While there have been some voices of dissent, the same cheer leaders are there in the media, only too willing to cheer on the Chancellor.

However the situation is very different to the one that existed in 2008/9. Then government debt was at its lowest recorded level of just over 40% of GDP, whereas the now it is expected to rise to 97% of GDP. George Osborne will not be the beneficiary of the benign economic circumstances that existed prior to 2008. Rather than history repeating itself as farce, it will repeat itself as tragedy.

There are a number of icebergs that can easily wreck this recovery. Personal debt in the UK totals £1.4 trillion (The Guardian, 20th Nov. 2013), which in is about equal in size to the national economy. Britain has not recovered from its addiction to debt. This leaves the recovery likely to be derailed by any increase in interest rates. For such a debt addicted nation any increase in interest rates from its current low levels will be disastrous. There will be a crash in consumer spending and the economy will be forced back into recession.

Economists in the City and elsewhere believe an increase in interest rates from their current low levels is inevitable in the near future.

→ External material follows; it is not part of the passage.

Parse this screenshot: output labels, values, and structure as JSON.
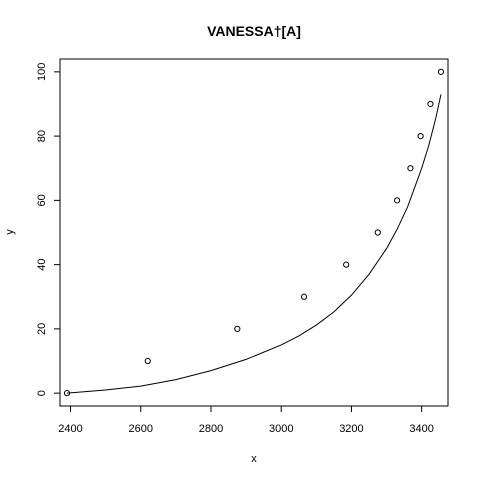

Britain’s trading account with the rest of the world is dangerously unbalanced. There has been no hoped for boom in the export trade to drive recovery. Instead for a fragile economy such as the UK it is the most dangerous type of recovery, a debt laden consumer boom which will only suck in more imports worsening our balance of trade. In a report made by the European Commission (The Daily Telegraph, 20th November, 2013) the U.K.’s current account deficit will rise to 4.4% by the end of 2014, the highest for any industrialised country. The only weapon in the government’s armoury to reduce the trade deficit, is to cut demand by raising interest rates. Obviously that won’t happen immediately, the Chancellor instead is closing his eyes to the problem and hoping for a miracle, which won’t happen. The only question outstanding is when the rates will rise and that is out of the hands of the Chancellor.

The IMF called Britain the world’s largest tax haven. Britain has always been the repository of the world’s hot money, that is footloose money deposited for short periods of time, wherever it can earn the best returns. London is at the centre of a web of tax havens located in former British colonies or dependencies. Part of these vast sums banked in London are recycled to pay our debts. While the world is willing to use London as its banker, the trade deficit is no problem. However it is an extremely unstable situation, as Britain borrows short and lends long, which is very profitable while it lasts, but is liable to upset if the foreign depositors develop doubts about the stability of the British economy. Such doubts might occur if interest rates rise or if Britain continues on its path to exit from the EU. With Britain borrowing short and lending long there will be difficulties in meeting the demands for repayment. Given all the billions that reside in the City of London it will require the biggest ever IMF loan to cover our debts. A loan that will only be given if Britain embarks on a Greek or Irish style austerity programme.

In the Middle Ages there was a popular topic for for painters ‘The Ship of Fools’, this ship was populated by the dignitaries of the time, bishops, popes and crowned heads of state. Today that ship would be populated by economists, treasury officials and government ministers.

CAUTION. Whenever an economist makes a prediction about future events , what they are predicting is either a possibility or a probability. I fear my predictions are a probability rather than a possibility. I hope that a fit of caution overtakes the British establishment and that they call a halt to this potentially dangerous property boom. Caution may take the form of George Carney the newly appointed Governor of the Bank of England, who has promised to take action to rein in any property boom. However he will be fighting against the ingrained instincts of the political establishment who prioritise wining an election over any other policy considerations.